Car News

GM to Test AVs in NYC

General Motors is taking their self-driving cars to one of the most challenging environments on the continent: Manhattan. GM plans to be the first company to test out self-driving cars in the city.

GM's Cruise Automation now has a fleet of 100 Bolt EVs that it has been testing in a number of smaller cities, including San Francisco. But even compared with congested California locales, New York presents a whole new world of tight streets, bad weather, aggressive taxis (who are unlikely to appreciate the autonomous competition), and a chorus of "Hey! I'm walkin' here!" Although that last one might help the cars to learn gesture detection.

So GM and Cruise are planning to take a bite out of the Big Apple, according to the Wall Street Journal. Cruise Automation CEO Kyle Vogt told the Journal that "anyone else who’s driven in New York City knows that it’s going to present some unique challenges."

GM and Cruise engineers will map a 13 square km section of lower Manhattan. Once the cars are in testing, there will still be a safety operator. A human to take control in an emergency, or in case of confusion.

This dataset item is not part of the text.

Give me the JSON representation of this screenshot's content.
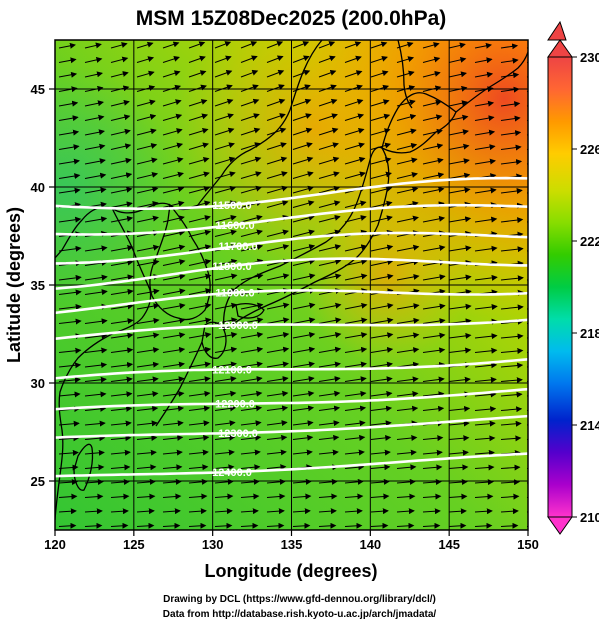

Being able to handle the millions of pedestrians and thousands of vehicles that crush into Manhattan every day is the ultimate test of a self-driving car. It will require a change in how cars adapt to pedestrians. If it behaves like the Ford autonomous prototype we rode in last year, it could end up blocking a lane until the battery died, waiting for the never-ending stream of crossing people.